JOY HARJO, born in 1951 in Tulsa, Oklahoma, is a member of the Muscogee (Creek) Nation. In June 2019, the poet, musician, playwright, and author was the first Native American to be named United States Poet Laureate.
After attending high school at the Institute of American Indian Arts, Harjo earned her BA at the University of New Mexico in 1976 where she began writing poetry as a member of the university’s Native student organization. She completed her MFA at the University of Iowa Writers' Workshop in 1978.
While performing music and poetry nationally and internationally, Harjo has taught English, Creative Writing, and American Indian Studies at the University of California-Los Angeles, University of New Mexico, University of Arizona, Arizona State University, University of Illinois, University of Colorado, University of Hawai'i, Institute of American Indian Arts, and University of Tennessee.

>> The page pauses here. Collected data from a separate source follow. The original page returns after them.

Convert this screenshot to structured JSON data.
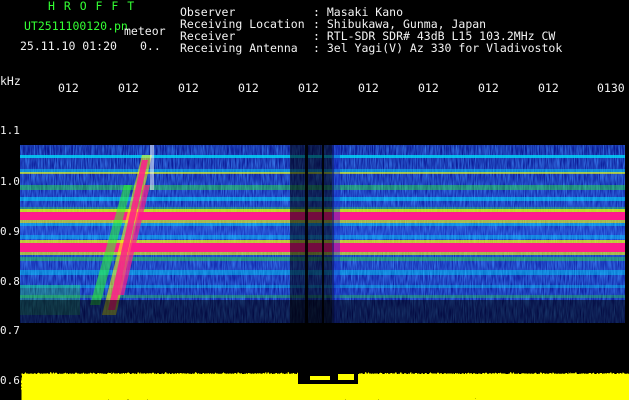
{
  "header": {
    "brand": "H R O F F T",
    "file_name": "UT2511100120.pn",
    "tag": "meteor",
    "datetime": "25.11.10 01:20",
    "extra": "0..",
    "info_labels": [
      "Observer",
      "Receiving Location",
      "Receiver",
      "Receiving Antenna"
    ],
    "info_values": [
      ": Masaki Kano",
      ": Shibukawa, Gunma, Japan",
      ": RTL-SDR SDR# 43dB L15 103.2MHz CW",
      ": 3el Yagi(V) Az 330 for Vladivostok"
    ]
  },
  "axis": {
    "unit": "kHz",
    "time_ticks": [
      "012",
      "012",
      "012",
      "012",
      "012",
      "012",
      "012",
      "012",
      "012",
      "0130"
    ],
    "freq_ticks": [
      "1.1",
      "1.0",
      "0.9",
      "0.8",
      "0.7",
      "0.6"
    ]
  },
  "colors": {
    "background": "#000000",
    "noise": "#1a2fd0",
    "cyan": "#00e5ff",
    "green": "#2bff2b",
    "yellow": "#ffff00",
    "magenta": "#ff1a8c",
    "title_green": "#33ff33"
  }
}
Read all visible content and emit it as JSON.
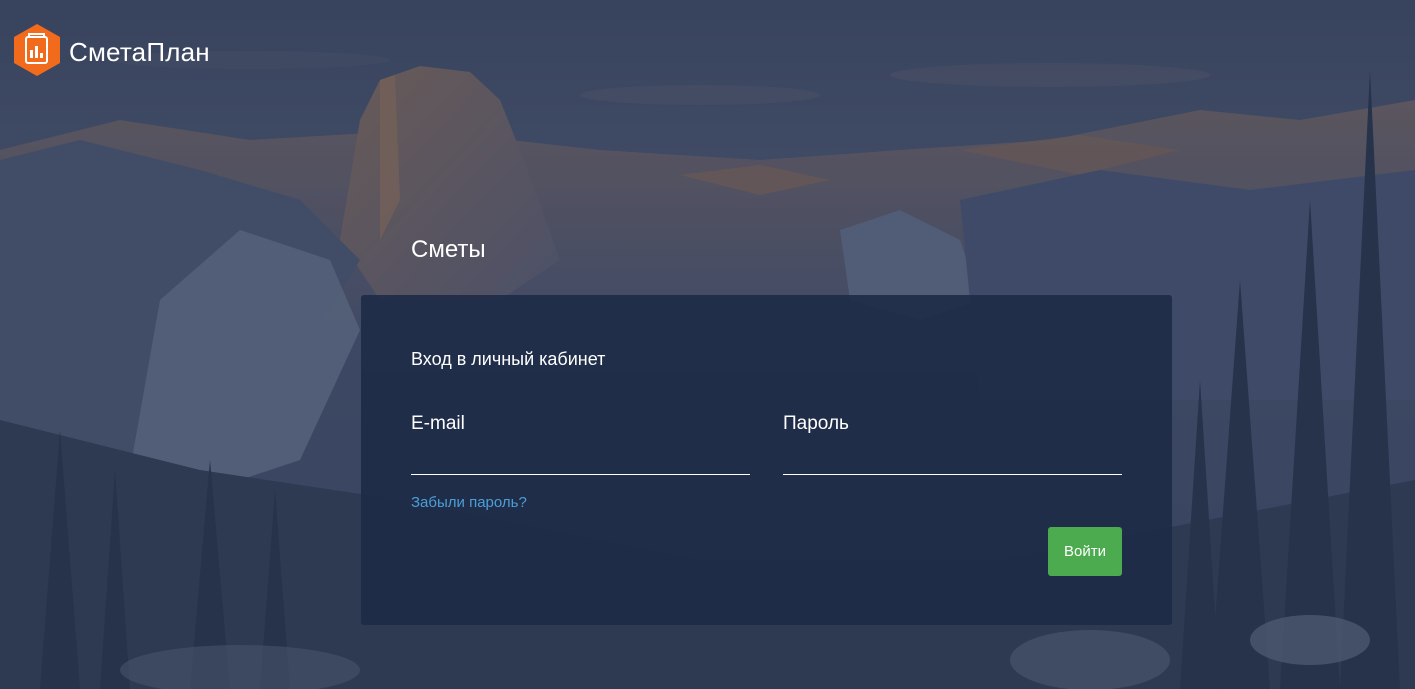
{
  "brand": {
    "name": "СметаПлан",
    "logo_icon": "calculator-chart-hex-icon",
    "logo_color": "#f26b1d"
  },
  "app_title": "Сметы",
  "login_form": {
    "heading": "Вход в личный кабинет",
    "email_label": "E-mail",
    "email_value": "",
    "password_label": "Пароль",
    "password_value": "",
    "forgot_link": "Забыли пароль?",
    "submit_label": "Войти"
  },
  "colors": {
    "panel_bg": "#1c2a46",
    "link": "#4a9fd8",
    "button": "#4caa4f"
  }
}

Harjo is the author of ten books of poetry which include:
• Weaving Sundown in a Scarlet Light: Fifty Poems for Fifty Years (2022)
• An American Sunrise (2019), winner of the 2020 Oklahoma Book Award
• Conflict Resolution for Holy Beings (2015), shortlisted for the Griffin Prize and named Notable Book of the Year by the American Library Association, and
• In Mad Love and War (1990), winner of an American Book Award and the Delmore Schwartz Memorial Award.
Her 2013 memoir, Crazy Brave, was awarded the PEN USA Literary Award in Creative Non-Fiction and the American Book Award.
She is Executive Editor of the 2020 anthology When the Light of the World was Subdued, Our Songs Came Through: A Norton Anthology of Native Nations Poetry and the Editor of Living Nations, Living Words: An Anthology of First Peoples Poetry.
As a critically acclaimed poet, Harjo has received several honors and awards. These include:
• Yale’s 2023 Bollingen Prize for American Poetry
• Lifetime Achievement Award from Americans for the Arts (2022)
• United States Poet Laureate 2019-2022
• Ruth Lilly Prize for Lifetime Achievement from the Poetry Foundation (2017)
• Wallace Stevens Award from the Academy of American Poets (2015) • American Indian Distinguished Achievement in the Arts Award, and
• Lifetime Achievement Award from the Native Writers' Circle of Americas (1995).
Harjo is a chancellor of the Academy of American Poets and is a founding board member and Chair of the Native Arts and Cultures Foundation. She has recently been inducted into the American Academy of Arts and Letters, the American Philosophical Society, the National Native American Hall of Fame, and the National Woman’s Hall of Fame.
She lives in Tulsa, Oklahoma, where she is the inaugural Artist-in-Residence of the Bob Dylan Center.